O diretor da Divisão de Homicídios e Proteção à Pessoa (DHPP), delegado Márcio Lemos, disse que o suspeito do crime ofereceu uma carona a Maria Fernanda e a levou até a Praia de Pitangui. A menina tentou fugir do veículo, mas o homem a alcançou, estuprou, matou e enterrou o corpo.
Diante de mais um caso triste que entra para as estatísticas dos crimes contra crianças e adolescentes, o diretor da DHPP, Márcio Lemos, falou que é preciso divulgar e conscientizar que criança não namora, criança não dá consentimento para relação sexual.
No Rio Grande do Norte, 911 crianças e adolescentes até 17 anos sofreram estupro de vulnerável ou importunação sexual até o dia 24 de novembro deste ano. Os dados foram registrados pela Coordenadoria de Informações Estatísticas e Análises Criminais (Coine).

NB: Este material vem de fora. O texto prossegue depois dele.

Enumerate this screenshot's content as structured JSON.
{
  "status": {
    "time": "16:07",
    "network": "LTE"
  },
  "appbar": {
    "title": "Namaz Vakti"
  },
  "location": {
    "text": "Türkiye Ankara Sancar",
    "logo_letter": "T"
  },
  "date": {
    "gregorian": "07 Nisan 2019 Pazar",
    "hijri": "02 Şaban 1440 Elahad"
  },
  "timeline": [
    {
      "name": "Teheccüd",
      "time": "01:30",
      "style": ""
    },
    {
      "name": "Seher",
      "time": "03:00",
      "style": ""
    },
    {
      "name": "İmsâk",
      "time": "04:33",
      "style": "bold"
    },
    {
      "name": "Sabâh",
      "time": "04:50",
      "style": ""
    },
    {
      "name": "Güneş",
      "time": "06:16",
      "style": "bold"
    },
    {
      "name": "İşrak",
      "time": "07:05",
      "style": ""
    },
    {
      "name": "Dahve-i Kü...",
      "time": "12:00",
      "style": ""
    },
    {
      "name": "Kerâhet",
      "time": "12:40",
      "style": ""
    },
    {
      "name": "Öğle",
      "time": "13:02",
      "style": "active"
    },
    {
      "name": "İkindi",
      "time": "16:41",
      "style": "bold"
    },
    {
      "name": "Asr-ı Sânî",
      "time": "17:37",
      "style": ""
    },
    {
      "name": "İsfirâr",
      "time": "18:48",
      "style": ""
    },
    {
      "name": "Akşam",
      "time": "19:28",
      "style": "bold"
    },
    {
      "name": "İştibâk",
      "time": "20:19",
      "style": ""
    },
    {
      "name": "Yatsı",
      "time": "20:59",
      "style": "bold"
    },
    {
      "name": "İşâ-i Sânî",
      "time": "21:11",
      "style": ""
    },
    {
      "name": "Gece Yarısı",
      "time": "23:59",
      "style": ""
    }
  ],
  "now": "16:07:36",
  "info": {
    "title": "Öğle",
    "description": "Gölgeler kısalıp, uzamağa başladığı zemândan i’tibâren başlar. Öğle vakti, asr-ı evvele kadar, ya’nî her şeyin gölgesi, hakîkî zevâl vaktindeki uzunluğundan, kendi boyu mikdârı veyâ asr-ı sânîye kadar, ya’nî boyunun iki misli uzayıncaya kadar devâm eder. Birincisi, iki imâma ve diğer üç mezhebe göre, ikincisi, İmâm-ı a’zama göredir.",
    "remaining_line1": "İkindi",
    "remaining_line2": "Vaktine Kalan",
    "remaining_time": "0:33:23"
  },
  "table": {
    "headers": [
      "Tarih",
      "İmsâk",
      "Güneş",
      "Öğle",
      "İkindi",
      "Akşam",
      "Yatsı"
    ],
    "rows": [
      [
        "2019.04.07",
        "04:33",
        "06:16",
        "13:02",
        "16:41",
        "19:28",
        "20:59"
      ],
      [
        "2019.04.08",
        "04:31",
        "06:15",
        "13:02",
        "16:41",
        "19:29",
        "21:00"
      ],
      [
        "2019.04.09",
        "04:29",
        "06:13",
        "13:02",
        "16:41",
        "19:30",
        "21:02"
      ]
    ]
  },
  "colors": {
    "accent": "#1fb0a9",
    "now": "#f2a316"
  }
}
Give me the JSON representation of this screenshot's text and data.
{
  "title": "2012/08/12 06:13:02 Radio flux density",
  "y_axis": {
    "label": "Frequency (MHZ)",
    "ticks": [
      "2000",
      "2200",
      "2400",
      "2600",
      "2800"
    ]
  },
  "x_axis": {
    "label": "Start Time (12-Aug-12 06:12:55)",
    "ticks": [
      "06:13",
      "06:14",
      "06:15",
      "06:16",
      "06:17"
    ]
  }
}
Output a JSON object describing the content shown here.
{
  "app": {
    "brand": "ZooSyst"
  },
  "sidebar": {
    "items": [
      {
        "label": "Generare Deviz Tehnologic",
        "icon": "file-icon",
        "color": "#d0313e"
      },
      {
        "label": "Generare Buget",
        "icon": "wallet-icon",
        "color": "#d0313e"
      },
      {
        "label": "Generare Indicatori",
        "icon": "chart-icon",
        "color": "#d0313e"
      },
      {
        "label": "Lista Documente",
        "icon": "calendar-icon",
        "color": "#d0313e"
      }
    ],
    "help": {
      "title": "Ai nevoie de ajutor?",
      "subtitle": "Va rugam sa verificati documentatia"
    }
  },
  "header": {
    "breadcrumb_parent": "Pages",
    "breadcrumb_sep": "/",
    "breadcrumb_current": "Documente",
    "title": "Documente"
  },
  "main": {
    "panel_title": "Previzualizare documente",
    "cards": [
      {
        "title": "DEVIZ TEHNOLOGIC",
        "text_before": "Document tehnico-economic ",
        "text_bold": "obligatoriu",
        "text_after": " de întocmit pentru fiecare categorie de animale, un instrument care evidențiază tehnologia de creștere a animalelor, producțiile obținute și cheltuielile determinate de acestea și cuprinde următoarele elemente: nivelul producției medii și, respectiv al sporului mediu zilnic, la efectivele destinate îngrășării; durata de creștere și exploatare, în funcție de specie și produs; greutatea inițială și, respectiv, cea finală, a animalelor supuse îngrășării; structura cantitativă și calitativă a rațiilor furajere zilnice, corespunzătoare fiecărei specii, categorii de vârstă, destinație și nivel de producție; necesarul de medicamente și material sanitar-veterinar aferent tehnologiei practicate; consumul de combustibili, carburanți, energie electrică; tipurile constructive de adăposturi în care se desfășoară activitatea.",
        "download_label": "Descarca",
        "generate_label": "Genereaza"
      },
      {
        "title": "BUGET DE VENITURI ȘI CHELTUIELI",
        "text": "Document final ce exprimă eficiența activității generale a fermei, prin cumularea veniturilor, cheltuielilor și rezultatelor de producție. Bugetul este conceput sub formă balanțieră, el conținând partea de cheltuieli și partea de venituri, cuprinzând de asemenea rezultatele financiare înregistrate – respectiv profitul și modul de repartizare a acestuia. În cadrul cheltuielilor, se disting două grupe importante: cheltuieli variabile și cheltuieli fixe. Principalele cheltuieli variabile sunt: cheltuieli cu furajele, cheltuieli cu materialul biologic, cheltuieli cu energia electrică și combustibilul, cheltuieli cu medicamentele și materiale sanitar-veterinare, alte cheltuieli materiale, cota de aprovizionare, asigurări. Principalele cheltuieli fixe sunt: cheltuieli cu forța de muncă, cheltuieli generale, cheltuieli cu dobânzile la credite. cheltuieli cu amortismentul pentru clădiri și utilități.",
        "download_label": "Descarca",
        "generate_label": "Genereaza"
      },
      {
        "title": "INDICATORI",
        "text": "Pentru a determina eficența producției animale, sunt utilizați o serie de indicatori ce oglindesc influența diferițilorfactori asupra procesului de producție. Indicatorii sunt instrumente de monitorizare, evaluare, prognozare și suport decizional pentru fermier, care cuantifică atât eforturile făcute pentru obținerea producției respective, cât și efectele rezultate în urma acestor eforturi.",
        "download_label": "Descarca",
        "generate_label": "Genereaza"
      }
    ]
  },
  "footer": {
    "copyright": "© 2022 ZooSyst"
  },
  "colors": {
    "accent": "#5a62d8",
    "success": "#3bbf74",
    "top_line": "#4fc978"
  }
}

Em um mundo cada vez mais conectado, onde a infância parece se transformar a cada dia, o debate sobre os limites do que é saudável e adequado para as crianças se torna urgente.
A campanha “Criança Não Namora”, organizada pelo Tribunal de Justiça do Rio Grande do Norte, busca alertar pais, educadores e a sociedade sobre a importância de respeitar o tempo e o espaço natural das crianças, preservando suas etapas de desenvolvimento e protegendo-as de um tipo de relacionamento que requer uma maturidade emocional e física que elas ainda não possuem.
O juiz da 1ª Vara da Infância e Juventude do Rio Grande do Norte, José Dantas, destaca que todo e qualquer processo de formação da criança deve ser feito no tempo certo, de forma consciente e saudável, para o corpo e para a alma.
Segundo ele, antecipar esse momento é não apenas inapropriado, mas também uma forma de violência que pode ferir direitos fundamentais da criança, como o direito à vida e à saúde em todas as suas dimensões. Para o juiz, a erotização precoce é uma das formas mais nocivas de violência.
Ele explica que os direitos fundamentais da criança envolvem atividades que respeitem sua idade e estágio de desenvolvimento: ter amigos, brincar, estudar, participar de atividades culturais e ser cuidada no seio de uma família. “Namoro não é direito de criança”, afirma Dantas, ressaltando a importância de campanhas que trazem esses temas para o debate, especialmente diante do aumento de conteúdos inapropriados que as crianças podem acessar facilmente.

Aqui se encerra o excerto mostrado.